Sunday, June 1, 2014

Czechs and human rights

I wanted to make a comment on a Czech government Minister's remarks about human rights.
But my post hasn't shown up at the paper where he was interviewed.
That's odd because I wrote a longer post, and then a short correction.  The correction showed up, but the original did not, which produced a strange sort of incoherence.

So, I'm going to post my (reconstructed) longer post here and now, with a link to the original article.

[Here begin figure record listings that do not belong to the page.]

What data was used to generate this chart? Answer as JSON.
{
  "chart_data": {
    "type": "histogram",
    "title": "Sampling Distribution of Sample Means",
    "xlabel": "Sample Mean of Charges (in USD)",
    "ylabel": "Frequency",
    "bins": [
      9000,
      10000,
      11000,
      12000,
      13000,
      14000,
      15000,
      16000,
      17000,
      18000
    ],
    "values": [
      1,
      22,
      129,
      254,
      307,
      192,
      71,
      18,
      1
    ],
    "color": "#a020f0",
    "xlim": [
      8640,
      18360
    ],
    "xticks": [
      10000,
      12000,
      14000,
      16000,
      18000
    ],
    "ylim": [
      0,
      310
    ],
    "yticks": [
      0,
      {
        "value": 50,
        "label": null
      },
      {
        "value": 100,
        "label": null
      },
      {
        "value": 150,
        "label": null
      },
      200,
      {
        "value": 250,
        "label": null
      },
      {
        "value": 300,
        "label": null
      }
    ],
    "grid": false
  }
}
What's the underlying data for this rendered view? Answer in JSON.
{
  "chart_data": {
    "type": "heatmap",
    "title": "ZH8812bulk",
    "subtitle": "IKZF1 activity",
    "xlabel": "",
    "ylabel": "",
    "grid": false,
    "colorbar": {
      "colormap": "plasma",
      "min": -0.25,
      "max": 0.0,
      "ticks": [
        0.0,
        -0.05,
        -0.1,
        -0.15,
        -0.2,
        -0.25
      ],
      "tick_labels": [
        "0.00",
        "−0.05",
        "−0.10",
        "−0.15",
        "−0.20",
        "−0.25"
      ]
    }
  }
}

1.  The Minister speaks as though human rights were a fiction, something invented by privileged or lucky people. That's not true.  Workers in the Czech Republic and China and the USA can agree that they deserve health care, safety in the workplace (which is not provided for many Chinese, including those who make Apple products), and education for their children. 
2.  The Minister obscurely suggests that some unique Chinese culture or values justify what goes on in Tibet.  The truth is that he is simply in the business of bowing toward power.  He doesn't want to offend the rulers in China.  But those same rulers don't care very much about whether a person dies of burns in a factory run by FoxConn.

3.  The USA should cease its sanctions against Cuba--but not for the reasons that the Minister gives.  The USA has no business trying to overthrow governments.  And, in any case, the victims of the sanctions have been ordinary people.  That was perfectly predictable, and is the reason why no such sanctions should have ever been put in place.  

4.  Lastly, the Minister's actual suggestions might well have led the New York Times never to publish the article cited above, out of fear of offending a powerful person.  It is very clear where such obeisance leads--to the death of young soldiers in imperial wars.  Jaroslav Hašek could have told you that.